Like countries, nations come in different shapes and sizes. But unlike countries, nations are not always reflected in borders on a map. Some nations span multiple countries, such as the Kurdish nation, whose approximately thirty million people live in Iran, Iraq, Syria, and Turkey. The Kurds, importantly, do not have a country of their own and are a minority in all the countries that they inhabit.

Other nations exist primarily within one country. Belgium, for example, is largely made up of two different groups of people—the Flemings and Walloons—which have distinct languages and cultural identities. Few members of these two nations live outside Belgium. Sometimes, a nation does neatly overlap with the borders of a country. For example, in Japan, 98 percent of citizens are of the same ethnicity and nearly all speak Japanese and share national traditions.

Groups of people working to advance the interests of their nation, country, or would-be country is known as nationalism. Often, nationalism is invoked by groups pushing for independence, especially when they are ruled by perceived outsiders. But nationalism doesn’t always mean being pro-independence. It can also entail people promoting their culture, asserting their religious beliefs, or organizing for greater political power.

In certain contexts, nationalism can serve as a basis of unity, inclusion, and social cohesion for a country. But when taken to extremes, nationalism can fuel violence, division, and global disorder.  READ MORE...

Thursday, February 17

Sovereignity


Sovereignty is the bedrock of international relations. The concept lays out basic rules for how countries are allowed to interact with one another. In principle, it means countries get to control what happens inside their borders and can’t interfere in what happens elsewhere. This protects countries from being invaded over internal matters.

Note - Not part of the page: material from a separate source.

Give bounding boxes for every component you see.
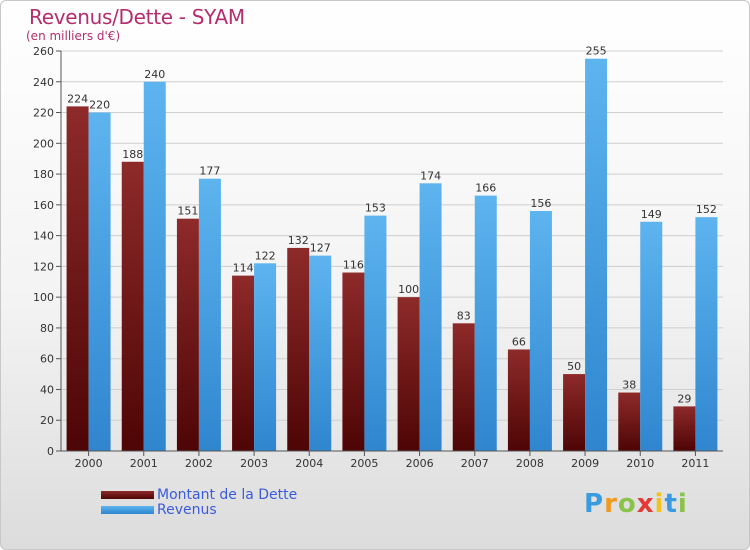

But the concept of sovereignty doesn’t play out perfectly in reality. There are limits to the control a country can exercise over what happens inside its borders. In the case of grievous human rights abuses like genocide, many countries argue breaches of sovereignty should be allowed on humanitarian grounds. Meanwhile, dozens of countries around the globe choose to give up a degree of sovereignty to join organizations like the European Union and the World Trade Organization.

Today, as the world grows increasingly interconnected, what constitutes a violation of sovereignty is up for interpretation—and world leaders have to decide how to tackle problems like climate change and terrorism that know no borders.

Nationalism can unite people—but also divide them, to destructive ends.  Countries that respect one another’s independence are the building blocks of our modern international system and learn what it takes for groups of people to form a new country.

Questions:
  • Why countries as different as Poland and Germany would give up some sovereignty to join the European Union?
  • Is a country’s sovereignty justifiable to protect human rights, such as the NATO-led intervention in Libya in 2011?
  • Why some countries breach each other’s sovereignty for non-humanitarian reasons leaving other countries and governments deciding how to respond to such actions?

Online, we see sovereignity this way:  Sovereignty is the supreme authority within a territory.  Sovereignty entails hierarchy within the state, as well as external autonomy for states.  In any state, sovereignty is assigned to the person, body, or institution that has the ultimate authority over other people in order to establish a law or change an existing law.  In political theory, sovereignty is a substantive term designating supreme legitimate authority over some polity.  In international law, sovereignty is the exercise of power by a state. De jure sovereignty refers to the legal right to do so; de facto sovereignty refers to the factual ability to do so. This can become an issue of special concern upon the failure of the usual expectation that de jure and de facto sovereignty exist at the place and time of concern, and reside within the same organization.